The text for the sign echoes Bryan H. St John O’Neil’s guide:
Guidebook: ‘The western end is semi-hexagonal in order to provide a wide field of fire, and was two-storeyed to give at least two tiers of guns.’
Sign: ‘The western end was semi-hexagonal to provide a wide field of fire and was two-storeyed to give at least two tiers of guns.’
Guidebook: ‘… one bastion and a demi-bastion … It was intended to protect the castle from a landward attack across the headland.’
Sign: ‘During the Civil War, low, earthwork defences of bastioned form were thrown up beyond the castle to protect it from landward attack.’
I am grateful to Patrick Taylor for digitising images of these signs.
During the 1970s the Department of the Environment issued small card guides for monuments in their care. These consisted of a short tour with numbered guide. The one for Caerphilly Castle dates to 1971 (and is priced at 2.5 p).
There are 11 spots on the tour from the bridge (1) through to the Civil War earthworks (11).

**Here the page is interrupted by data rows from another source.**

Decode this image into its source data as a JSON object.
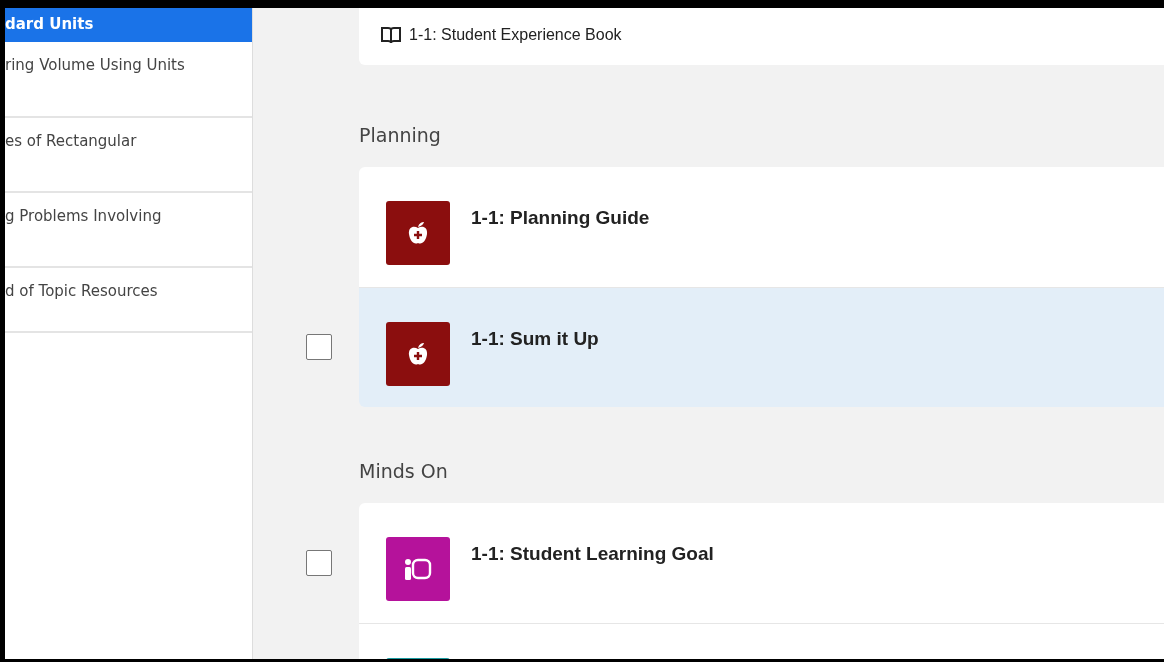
{
  "sidebar": {
    "items": [
      {
        "label": "dard Units",
        "selected": true
      },
      {
        "label": "ring Volume Using Units",
        "selected": false
      },
      {
        "label": "es of Rectangular",
        "selected": false
      },
      {
        "label": "g Problems Involving",
        "selected": false
      },
      {
        "label": "d of Topic Resources",
        "selected": false
      }
    ]
  },
  "resource_card": {
    "title": "1-1: Student Experience Book"
  },
  "sections": [
    {
      "heading": "Planning",
      "items": [
        {
          "title": "1-1: Planning Guide",
          "kind": "apple",
          "color": "#8b0e0e",
          "hovered": false
        },
        {
          "title": "1-1: Sum it Up",
          "kind": "apple",
          "color": "#8b0e0e",
          "hovered": true,
          "checkbox": {
            "checked": false
          }
        }
      ]
    },
    {
      "heading": "Minds On",
      "items": [
        {
          "title": "1-1: Student Learning Goal",
          "kind": "goal",
          "color": "#b5129b",
          "hovered": false,
          "checkbox": {
            "checked": false
          }
        },
        {
          "kind": "blank",
          "color": "#1a9aa0",
          "hovered": false
        }
      ]
    }
  ]
}
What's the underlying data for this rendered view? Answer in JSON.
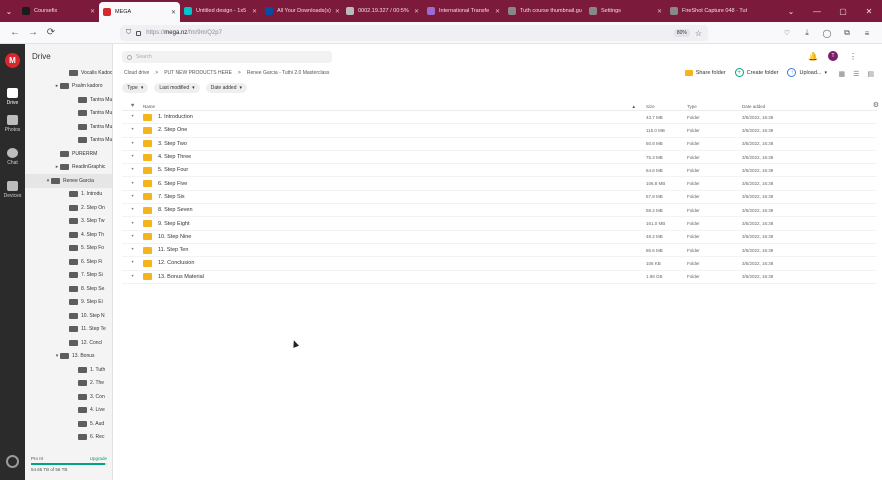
{
  "browser": {
    "tabs": [
      {
        "label": "Coursefix",
        "color": "#1c1c1c"
      },
      {
        "label": "MEGA",
        "color": "#d9272e",
        "active": true
      },
      {
        "label": "Untitled design - 1x5",
        "color": "#00c4cc"
      },
      {
        "label": "All Your Downloads(s)",
        "color": "#0a4ba6"
      },
      {
        "label": "0002.19.327 / 00:5%",
        "color": "#bbbbbb"
      },
      {
        "label": "International Transfe",
        "color": "#9b6bd1"
      },
      {
        "label": "Tuth course thumbnail.gu",
        "color": "#888888"
      },
      {
        "label": "Settings",
        "color": "#888888"
      },
      {
        "label": "FireShot Capture 048 · Tuth",
        "color": "#888888"
      }
    ],
    "url_prefix": "https://",
    "url_domain": "mega.nz",
    "url_path": "/fm/9m/Q2p7",
    "zoom": "80%",
    "icons": {
      "back": "←",
      "forward": "→",
      "reload": "⟳",
      "shield": "⛉",
      "lock": "🔒",
      "star": "☆",
      "download": "⤓",
      "account": "◯",
      "extensions": "⧉",
      "menu": "≡",
      "minimize": "—",
      "maximize": "▢",
      "close": "✕",
      "tablist": "⌄"
    }
  },
  "rail": {
    "logo": "M",
    "items": [
      {
        "label": "Drive",
        "selected": true
      },
      {
        "label": "Photos"
      },
      {
        "label": "Chat"
      },
      {
        "label": "Devices"
      }
    ]
  },
  "sidebar": {
    "title": "Drive",
    "tree": [
      {
        "label": "Vocalis Kadoo",
        "level": 2,
        "arrow": ""
      },
      {
        "label": "Psalm kadoro",
        "level": 1,
        "arrow": "▸"
      },
      {
        "label": "Tantra Mu",
        "level": 3,
        "arrow": ""
      },
      {
        "label": "Tantra Mu",
        "level": 3,
        "arrow": ""
      },
      {
        "label": "Tantra Mu",
        "level": 3,
        "arrow": ""
      },
      {
        "label": "Tantra Mu",
        "level": 3,
        "arrow": ""
      },
      {
        "label": "PURERRM",
        "level": 1,
        "arrow": ""
      },
      {
        "label": "ReadinGraphic",
        "level": 1,
        "arrow": "▸"
      },
      {
        "label": "Renee Garcia",
        "level": 0,
        "arrow": "▾",
        "selected": true
      },
      {
        "label": "1. Introdu",
        "level": 2,
        "arrow": ""
      },
      {
        "label": "2. Step On",
        "level": 2,
        "arrow": ""
      },
      {
        "label": "3. Step Tw",
        "level": 2,
        "arrow": ""
      },
      {
        "label": "4. Step Th",
        "level": 2,
        "arrow": ""
      },
      {
        "label": "5. Step Fo",
        "level": 2,
        "arrow": ""
      },
      {
        "label": "6. Step Fi",
        "level": 2,
        "arrow": ""
      },
      {
        "label": "7. Step Si",
        "level": 2,
        "arrow": ""
      },
      {
        "label": "8. Step Se",
        "level": 2,
        "arrow": ""
      },
      {
        "label": "9. Step Ei",
        "level": 2,
        "arrow": ""
      },
      {
        "label": "10. Step N",
        "level": 2,
        "arrow": ""
      },
      {
        "label": "11. Step Te",
        "level": 2,
        "arrow": ""
      },
      {
        "label": "12. Concl",
        "level": 2,
        "arrow": ""
      },
      {
        "label": "13. Bonus",
        "level": 1,
        "arrow": "▾"
      },
      {
        "label": "1. Tuth",
        "level": 3,
        "arrow": ""
      },
      {
        "label": "2. The",
        "level": 3,
        "arrow": ""
      },
      {
        "label": "3. Con",
        "level": 3,
        "arrow": ""
      },
      {
        "label": "4. Live",
        "level": 3,
        "arrow": ""
      },
      {
        "label": "5. Aud",
        "level": 3,
        "arrow": ""
      },
      {
        "label": "6. Rec",
        "level": 3,
        "arrow": ""
      }
    ],
    "storage": {
      "plan": "Pro III",
      "upgrade": "Upgrade",
      "used": "54.65 TB of 56 TB",
      "fraction": 0.97
    }
  },
  "main": {
    "search_placeholder": "Search",
    "breadcrumb": [
      "Cloud drive",
      ">",
      "PUT NEW PRODUCTS HERE",
      ">",
      "Renee Garcia - Tuthi 2.0 Masterclass"
    ],
    "actions": {
      "share": "Share folder",
      "create": "Create folder",
      "upload": "Upload..."
    },
    "filters": [
      "Type",
      "Last modified",
      "Date added"
    ],
    "columns": {
      "name": "Name",
      "size": "Size",
      "type": "Type",
      "date": "Date added"
    },
    "rows": [
      {
        "name": "1. Introduction",
        "size": "43.7 MB",
        "type": "Folder",
        "date": "3/5/2022, 16:38"
      },
      {
        "name": "2. Step One",
        "size": "115.0 MB",
        "type": "Folder",
        "date": "3/5/2022, 16:38"
      },
      {
        "name": "3. Step Two",
        "size": "60.8 MB",
        "type": "Folder",
        "date": "3/5/2022, 16:38"
      },
      {
        "name": "4. Step Three",
        "size": "75.3 MB",
        "type": "Folder",
        "date": "3/5/2022, 16:38"
      },
      {
        "name": "5. Step Four",
        "size": "64.6 MB",
        "type": "Folder",
        "date": "3/5/2022, 16:38"
      },
      {
        "name": "6. Step Five",
        "size": "106.8 MB",
        "type": "Folder",
        "date": "3/5/2022, 16:38"
      },
      {
        "name": "7. Step Six",
        "size": "57.8 MB",
        "type": "Folder",
        "date": "3/5/2022, 16:38"
      },
      {
        "name": "8. Step Seven",
        "size": "58.2 MB",
        "type": "Folder",
        "date": "3/5/2022, 16:38"
      },
      {
        "name": "9. Step Eight",
        "size": "161.0 MB",
        "type": "Folder",
        "date": "3/5/2022, 16:38"
      },
      {
        "name": "10. Step Nine",
        "size": "48.2 MB",
        "type": "Folder",
        "date": "3/5/2022, 16:38"
      },
      {
        "name": "11. Step Ten",
        "size": "86.6 MB",
        "type": "Folder",
        "date": "3/5/2022, 16:38"
      },
      {
        "name": "12. Conclusion",
        "size": "108 KB",
        "type": "Folder",
        "date": "3/5/2022, 16:38"
      },
      {
        "name": "13. Bonus Material",
        "size": "1.98 GB",
        "type": "Folder",
        "date": "3/5/2022, 16:38"
      }
    ],
    "user_initial": "T"
  }
}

There is a new guidebook to Colchester Castle by Tom Hodgson and Philip Wise (Jarrold Publishing and Colchester Castle, 2015). This beautifully designed and colour illustrated book of 72 pp follows the history of Colchester through the collections displayed in the Colchester Museum.
The castle itself is built on the foundations of the Temple of the Divine Claudius destroyed during the Boudican revolt.
The main sections are:
a. Iron Age (including the Sheepen Cauldron dating to 1275-1140 BC; the Mount Bures Firedog; the Augustus Medallion from the Lexden Tumulus)
b. Roman Invasion (including tombstones of veterans from the colony; the Fenwick Treasure perhaps deposited during the Boudican destruction)
c. Roman Heyday (including slave rings; ‘the Colchester Vase’ showing gladiatorial combat, dating to AD 175-200; lead curse tablets; the Colchester Sphinx excavated on the site of the Essex County Hospital in 1821)
d. Roman Decline (including Christianity in Roman Colchester; jet bear)
e. Saxons and Normans (including St Botolph’s Priory; the Town Charter)
f. Medieval (including Medieval painting)
g. Post Medieval (including the Colchester Martyrs; the Siege of Colchester in the Civil War)
h. Modern (including the formation of the museum collection; Colchester Castle in wartime including an exhibition in 1944)
Inside the back cover is a plan of Colchester pointing visitors to key locations around the town.
I have two other guides to the collection: Colchester Castle: a history, description and guide (Colchester Borough council, 4th edition, 1978). This includes plans of the castle and a more detailed history. There is also a section drawing showing how the castle included the Roman temple in its foundations.
The second guide is Roman Colchester by M.R. Hull (Colchester Town Council, 1947). This was prepared ‘in response to a great demand among visitors to Colchester Museum for a Guide to Roman Colchester’. The sections are:
1. Colchester before the Romans
2. The beginnings of Roman Colchester
3. The colonia
5. The visible remains of the Roman town
6. Civic organisation and administration
7. The Middle Empire
8. The legend of King Coel
9. The end of Roman Colchester
There is a particularly useful foldout paper plan inside the back cover.
One of the earliest guides is Dr J. Horace Round’s The History and Antiquities of Colchester Castle (1882).